Mas a principal característica deste conjunto de três unidades é que uma das carruagens incorporará uma cabine de condução, estreando em Portugal o conceito de push-pull (empurra-puxa) no qual a composição tanto é rebocada como empurrada pela locomotiva que está numa das extremidades. Na outra ponta está a carruagem com a cabine de condução permitindo que o comboio circule nos dois sentidos sem necessidade de manobrar a locomotiva para inverter a sua marcha.
Parece simples e comboios push-pull circulam há décadas na maioria dos países europeus, mas é complexa a engenharia necessária para ligar o sistema de condução da cabine instalada na extremidade da carruagem à locomotiva que está na outra ponta da composição. Nada disto pode falhar para que o comboio possa fazer inúmeras viagens em segurança e com fiabilidade.
Paulo Duarte, director-executivo da Plataforma Ferroviária Portuguesa, diz que o mais importante deste projecto é precisamente a certificação e homologação das empresas que nele participam. "A ferrovia é um sector muito exigente em termos de certificação e homologação e este projecto vai permitir a todos os parceiros ganhar competências para poderem participar na indústria ferroviária a nível internacional", diz.
Actualmente, já há empresas portuguesas que fornecem componentes para multinacionais do sector, mas Paulo Duarte explica que "enquanto não forem homologadas, ficam no fim da linha em termos da cadeia de valor", pelo que o projecto do comboio português vai permitir-lhes esse upgrade de ficarem na primeira divisão da indústria ferroviária. Ou seja, mais do que fazer um comboio, o que se pretende é capacitar empresas para produzir material circulante ferroviário em Portugal.
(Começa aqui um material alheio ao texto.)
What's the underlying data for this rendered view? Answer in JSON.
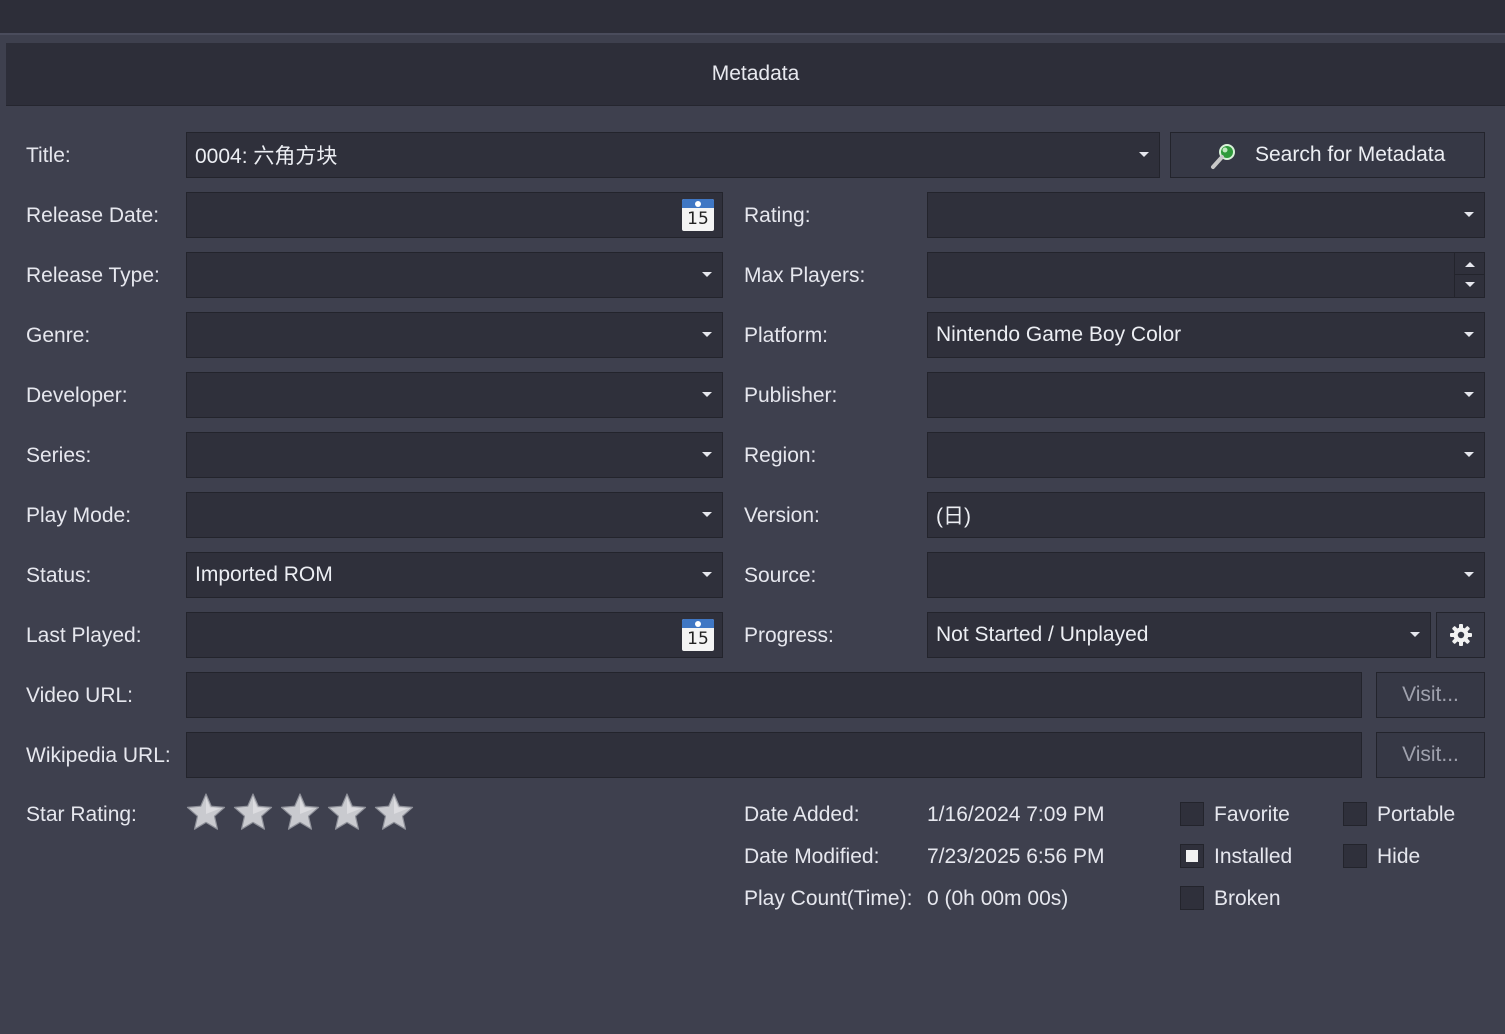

Para este engenheiro, o mais importante até nem é o resultado final - a produção do comboio -, mas sim o caminho que se percorre para lá chegar, pois é durante esse processo que se obtêm as competências para a industrialização da ferrovia nacional.
A parte mais fabril deste projecto está a cargo da SERMEC e das oficinas da CP. Mas as carruagens não são só caixas metálicas assentes em rodados. Há os assentos, as cortinas, as janelas, os WC, o ar condicionado, a informação sonora e digital a bordo, as bagageiras, os equipamentos para fixar bicicletas e a instalação do bar.
A Nomad Tech é a responsável pela parte mais tecnológica, ligada ao comando e controlo do comboio, o que inclui o cockpit do maquinista, os conversores de potência e o sistema de monitorização e frenagem. O INEGI - Instituto de Ciência e Inovação em Engenharia Mecânica e Engenharia Industrial e a FEUP - Faculdade de Engenharia da Universidade do Porto tiveram um papel decisivo nos cálculos estruturais das carruagens. O interiorismo está a cargo da empresa O2A.
Os assentos e cortinas devem ser feitos com tecidos anti-vandalismo e anti-fogo e que sejam luminescentes (para brilharem no escuro em caso de acidente). Uma área que é liderada pelo Citeve - Centro Tecnológico da Indústria Têxtil.
Já os bogies (rodados) são importados porque não se fabricam em Portugal, mas em tudo o resto predominam as empresas portuguesas.
Paulo Duarte explica que o fabrico da estrutura das carruagens assenta na soldadura de chapas metálicas, cujo processo tem de ser certificado, incluindo o próprio soldador, o equipamento e o software utilizados. Por isso, o responsável da Plataforma Ferroviária Portuguesa insiste que, no limite, mesmo sem comboio no final, só o processo já teria valido a pena.
Mas é claro que vai haver comboio. Sendo português, está - sem surpresa - atrasado. As três carruagens deveriam estar concluídas em Dezembro deste ano, mas Filipa Pereira, responsável pela comunicação do consórcio que envolve 13 entidades, diz que estará fabricado em 2026 e que não estão em risco os 8,6 milhões de euros de verbas do PRR, que são a principal fonte de financiamento deste projecto.